As the leaves started to open up, it was clear that the Anji Bai Cha leaves were bigger than those of the White Buddha, and the tips much bigger. This could be the result of different growing conditions were the two teas are made, or it could be because the Anji Bai Cha was harvested later giving the leaves more time to grow, or it could also have been a choice by the tea maker to select bigger leaves and tips for this tea.
White Buddha dancing bud
Anji Bai Cha dancing
I’m not sure if it is a direct result of the difference in leaf size, but the White Buddha was quicker to the dance floor. In China, when the leaves rise or fall in the liquor, they say that the leaves are dancing. The White Buddha was the first to dance, but the Anji Bai Cha had better moves. The Anji Bai Cha leaves took longer to start sinking in the glass, but once they did, it seemed like they were continuously moving up and down through the liquor. The White Buddha leaves were the first to sink, but they seemed happy to just sit at the bottom of the glass.
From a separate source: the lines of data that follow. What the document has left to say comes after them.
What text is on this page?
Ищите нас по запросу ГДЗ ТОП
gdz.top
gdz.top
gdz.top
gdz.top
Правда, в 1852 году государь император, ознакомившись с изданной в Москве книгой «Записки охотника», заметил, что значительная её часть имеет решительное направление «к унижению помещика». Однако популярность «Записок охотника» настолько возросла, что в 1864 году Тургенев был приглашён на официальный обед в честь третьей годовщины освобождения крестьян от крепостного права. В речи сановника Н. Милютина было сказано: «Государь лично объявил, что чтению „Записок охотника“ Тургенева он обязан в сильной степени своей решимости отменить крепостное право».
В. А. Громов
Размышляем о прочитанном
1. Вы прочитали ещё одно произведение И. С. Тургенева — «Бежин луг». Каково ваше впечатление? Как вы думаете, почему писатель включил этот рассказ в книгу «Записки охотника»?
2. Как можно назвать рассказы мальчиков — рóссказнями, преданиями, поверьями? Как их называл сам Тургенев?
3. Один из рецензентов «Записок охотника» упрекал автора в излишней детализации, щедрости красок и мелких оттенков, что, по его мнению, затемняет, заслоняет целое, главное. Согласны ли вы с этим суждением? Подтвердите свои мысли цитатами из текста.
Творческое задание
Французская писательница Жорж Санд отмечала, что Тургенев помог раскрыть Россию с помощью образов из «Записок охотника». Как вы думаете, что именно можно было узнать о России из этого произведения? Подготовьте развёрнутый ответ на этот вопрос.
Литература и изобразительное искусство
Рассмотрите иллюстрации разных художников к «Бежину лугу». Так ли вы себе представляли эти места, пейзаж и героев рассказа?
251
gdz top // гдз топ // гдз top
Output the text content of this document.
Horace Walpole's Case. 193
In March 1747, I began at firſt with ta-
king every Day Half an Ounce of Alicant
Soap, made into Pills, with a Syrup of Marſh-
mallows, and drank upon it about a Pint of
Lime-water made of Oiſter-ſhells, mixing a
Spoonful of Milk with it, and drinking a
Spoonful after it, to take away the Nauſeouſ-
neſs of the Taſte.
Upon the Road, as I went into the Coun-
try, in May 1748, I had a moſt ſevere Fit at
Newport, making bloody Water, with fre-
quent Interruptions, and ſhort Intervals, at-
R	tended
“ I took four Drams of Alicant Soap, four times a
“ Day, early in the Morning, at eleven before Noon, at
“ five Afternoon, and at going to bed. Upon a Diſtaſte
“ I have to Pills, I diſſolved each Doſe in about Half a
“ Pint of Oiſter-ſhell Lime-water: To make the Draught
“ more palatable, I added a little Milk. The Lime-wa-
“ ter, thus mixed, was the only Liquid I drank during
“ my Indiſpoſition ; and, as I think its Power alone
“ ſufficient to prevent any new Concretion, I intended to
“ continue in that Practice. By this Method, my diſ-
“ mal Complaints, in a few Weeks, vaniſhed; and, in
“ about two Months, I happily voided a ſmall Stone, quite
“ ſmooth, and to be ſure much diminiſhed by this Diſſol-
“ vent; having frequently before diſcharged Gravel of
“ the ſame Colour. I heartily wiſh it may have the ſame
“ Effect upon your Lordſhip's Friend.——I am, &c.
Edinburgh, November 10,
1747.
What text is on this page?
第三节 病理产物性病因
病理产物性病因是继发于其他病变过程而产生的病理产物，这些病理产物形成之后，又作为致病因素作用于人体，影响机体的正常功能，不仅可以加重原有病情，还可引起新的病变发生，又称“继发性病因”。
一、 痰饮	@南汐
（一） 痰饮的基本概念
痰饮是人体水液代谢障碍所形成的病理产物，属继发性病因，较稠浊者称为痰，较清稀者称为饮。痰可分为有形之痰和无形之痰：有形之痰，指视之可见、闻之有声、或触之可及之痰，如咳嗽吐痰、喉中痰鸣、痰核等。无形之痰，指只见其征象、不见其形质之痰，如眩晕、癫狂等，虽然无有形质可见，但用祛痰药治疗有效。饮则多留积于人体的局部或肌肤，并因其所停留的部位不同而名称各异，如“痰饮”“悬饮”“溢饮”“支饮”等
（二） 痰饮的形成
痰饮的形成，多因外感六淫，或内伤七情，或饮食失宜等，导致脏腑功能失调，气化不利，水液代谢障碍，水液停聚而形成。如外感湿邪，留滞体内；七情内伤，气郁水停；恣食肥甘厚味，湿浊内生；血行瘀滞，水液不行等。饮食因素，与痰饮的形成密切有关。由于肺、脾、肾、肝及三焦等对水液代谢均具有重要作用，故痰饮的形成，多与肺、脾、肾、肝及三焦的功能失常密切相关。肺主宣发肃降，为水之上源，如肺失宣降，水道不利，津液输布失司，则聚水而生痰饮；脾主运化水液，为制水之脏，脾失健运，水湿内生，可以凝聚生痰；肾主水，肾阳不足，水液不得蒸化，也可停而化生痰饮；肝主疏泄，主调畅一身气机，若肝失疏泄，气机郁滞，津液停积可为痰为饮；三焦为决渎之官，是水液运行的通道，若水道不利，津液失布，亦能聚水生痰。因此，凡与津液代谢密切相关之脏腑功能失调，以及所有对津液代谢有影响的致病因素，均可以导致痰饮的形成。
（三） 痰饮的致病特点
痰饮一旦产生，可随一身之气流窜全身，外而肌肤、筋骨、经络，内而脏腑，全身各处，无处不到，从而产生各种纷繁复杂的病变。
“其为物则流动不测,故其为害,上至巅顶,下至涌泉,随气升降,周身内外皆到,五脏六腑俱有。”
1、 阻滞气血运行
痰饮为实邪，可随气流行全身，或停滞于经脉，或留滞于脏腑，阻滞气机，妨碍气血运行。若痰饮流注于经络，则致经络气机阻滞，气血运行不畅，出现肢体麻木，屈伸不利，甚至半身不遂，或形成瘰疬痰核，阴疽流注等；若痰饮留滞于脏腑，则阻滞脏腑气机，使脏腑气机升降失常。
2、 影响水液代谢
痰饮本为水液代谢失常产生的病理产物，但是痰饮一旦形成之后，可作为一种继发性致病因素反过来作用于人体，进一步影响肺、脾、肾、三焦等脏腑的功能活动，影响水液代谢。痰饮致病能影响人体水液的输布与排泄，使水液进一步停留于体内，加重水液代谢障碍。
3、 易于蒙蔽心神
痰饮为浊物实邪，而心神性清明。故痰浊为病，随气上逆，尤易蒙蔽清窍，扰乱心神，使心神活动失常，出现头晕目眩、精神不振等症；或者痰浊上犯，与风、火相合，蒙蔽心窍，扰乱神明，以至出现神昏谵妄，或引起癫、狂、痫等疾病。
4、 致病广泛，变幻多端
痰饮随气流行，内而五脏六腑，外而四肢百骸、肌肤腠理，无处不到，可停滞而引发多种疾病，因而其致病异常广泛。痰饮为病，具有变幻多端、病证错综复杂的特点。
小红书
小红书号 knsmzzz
The flavors of both teas were similar, but distinct. Both had a very fresh, green flavor with grassy overtones. The White Buddha also had a mellow nuttiness similar to toasted almonds and hints of pine and freshly cut wood. In contrast, the Anji Bai Cha had a soft, sweet flavor with a faint floweriness and a touch of citrus or lemongrass. Traditionally, the last step of Long Jing processing is pan frying by hand. This step is was taken in the processing of the White Buddha, but it was not done with the Anji Bai Cha. I think that this last step accounts for much of the flavor differences. The pan frying made for a sharper flavor in the White Buddha and brought out the nutty characteristics. The White Buddha also had more body and a rounder, fuller flavor. The Anji Bai Cha was different in that it was smoother, lighter, and softer, with a silky finish.
Anji Bai Cha
Another similarity between the two teas was that they were both comprised of very young, tender leaves. All tea leaves are edible, but usually they are bitter and a bit tough until they have been brewed for a long time. Both of these teas, however, were soft, supple and tempting to eat after only a few short moments in water. This, I think, can be attributed to the Anji White varietal; the common link between these teas.
Anji Bai Cha tips
White Buddha Leaf and bud
After some time steeping, both teas showed off the beauty of their leaves – a beauty only found in the Anji White bush. The leaves of both teas were green, but they also had a unique pale “whiteness” that I have only seen in these two teas. The whiteness was more pronounced in the Anji Bai Cha, but it was present in both teas. This pale whiteness was contrasted in the open leaf by dark green vanes running through the leaves. This makes for two of the most visually beautiful teas around.
Unfortunately, after all this, I must cop out and fence straddle. I cannot give you a clear winner. Both teas were delightfully refreshing on a warm summer afternoon. So I guess, in the end, the winner was me!